ROXBURY, Mass. -- It’s not easy to beat East Boston in boys basketball, but twice in one week? Try attaining Nirvana. New Mission fought to the last second to attempt this feat, but Eastie had a little more on the ball in the 64-59 win at Madison Park High, to advance to tomorrow’s city championship match against Charlestown.

“They got us Monday, but we got them today,” said Jets senior guard Walter Smith. He said that the talk around the state and in the city about Monday’s loss did not deter his squad from going head to head with New Mission. “We’ve got eleven guys in the locker room, along with coach Malcolm Smith, and we all believed that we could win.”

Through the first half, the Titans (15-4) kept the lead, but they got caught in Eastie’s undertow late in the second quarter. Up 24-13 at the three minute mark, Mission’s lead fell to six with 2:14 left in the quarter, and by the time the buzzer sounded, it had dwindled to just three points.

“We got outplayed in the second half,” said New Mission coach Cory McCarthy. “The foul trouble hurt, but we’ve got to play through that.”
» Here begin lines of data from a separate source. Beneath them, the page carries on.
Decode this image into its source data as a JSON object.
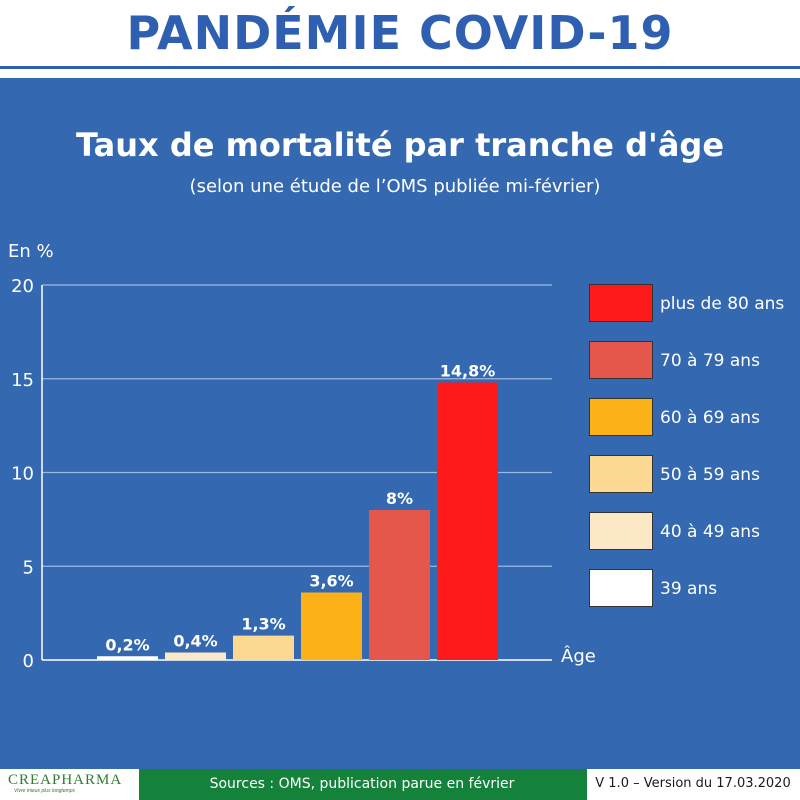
{
  "header": {
    "title": "PANDÉMIE COVID-19"
  },
  "chart_data": {
    "type": "bar",
    "title": "Taux de mortalité par tranche d'âge",
    "subtitle": "(selon une étude de l’OMS publiée mi-février)",
    "ylabel": "En %",
    "xlabel": "Âge",
    "ylim": [
      0,
      20
    ],
    "yticks": [
      "0",
      "5",
      "10",
      "15",
      "20"
    ],
    "grid": true,
    "legend_position": "right",
    "categories": [
      "39 ans",
      "40 à 49 ans",
      "50 à 59 ans",
      "60 à 69 ans",
      "70 à 79 ans",
      "plus de 80 ans"
    ],
    "values": [
      0.2,
      0.4,
      1.3,
      3.6,
      8,
      14.8
    ],
    "value_labels": [
      "0,2%",
      "0,4%",
      "1,3%",
      "3,6%",
      "8%",
      "14,8%"
    ],
    "colors": [
      "#ffffff",
      "#fde8c6",
      "#fcd893",
      "#fcb217",
      "#e5574b",
      "#fe1a1a"
    ],
    "legend_order": [
      "plus de 80 ans",
      "70 à 79 ans",
      "60 à 69 ans",
      "50 à 59 ans",
      "40 à 49 ans",
      "39 ans"
    ]
  },
  "footer": {
    "logo": "CREAPHARMA",
    "logo_tagline": "Vivre mieux plus longtemps",
    "sources": "Sources : OMS, publication parue en février",
    "version": "V 1.0 – Version du 17.03.2020"
  },
  "colors": {
    "panel": "#3469b1",
    "title": "#2f5fb0",
    "footer_green": "#14823b"
  }
}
Within the first minute of the third quarter, Eastie (16-4) overtook the lead at 32-30, and McCarthy and the boys were never able to get back on solid ground. Unable to move the ball due to Eastie’s full court man-to-man play, the New Mission team could not make first attempts, relying on second chance points and free throws.

With the taste of Monday’s loss still bitter on their taste buds, Eastie crashed the boards hard. 6-foot-3 sophomore Kenny Ramos (nine rebounds, six points) helped cement the third quarter takeover, getting three rebounds and scoring three of his five points in the quarter from the free throw line.

“We didn’t box out in key situations, we thought the game was going to come to us, instead of making an impact on it,” added McCarthy. “That’s how it was. They did a good job, the other team fought all the way til the end, and we fought about 95 percent. That’s the game of basketball, that’s East Boston-New Mission.”

“I told myself that I’ve got to play a lot more aggressive,” Ramos said to himself at halftime. “I’ve got to come out and help my team do whatever I can to win.”

The entire second half though belonged to Walter Lewis, who is comfortable at Madison Park and kept his feet up, grabbing rebounds, hustling after loose balls and shaking defenders, determined to make it to the hole.

“Over the last six games, Walter’s been averaging 26 points,” said Smith. “Me and Walter go back and forth, but it was just his time today. It’s been his time actually all season, but you know this is a neighborhood battle. A lot of these guys live in the area, and Madison Park is where everybody [who plays basketball] comes. This is the pinnacle.”

Lewis ended the game with 25 points, including 19 in the second half. Crafty ball skills, relentless hustle and a tough shot to stop, he said coach Smith gives him the green light to play at times, but with the game so close, he took that green light and shifted into fourth gear.

“He gives me the leeway,” said Lewis. “But at the end I felt that I had to do it to keep us in the game.”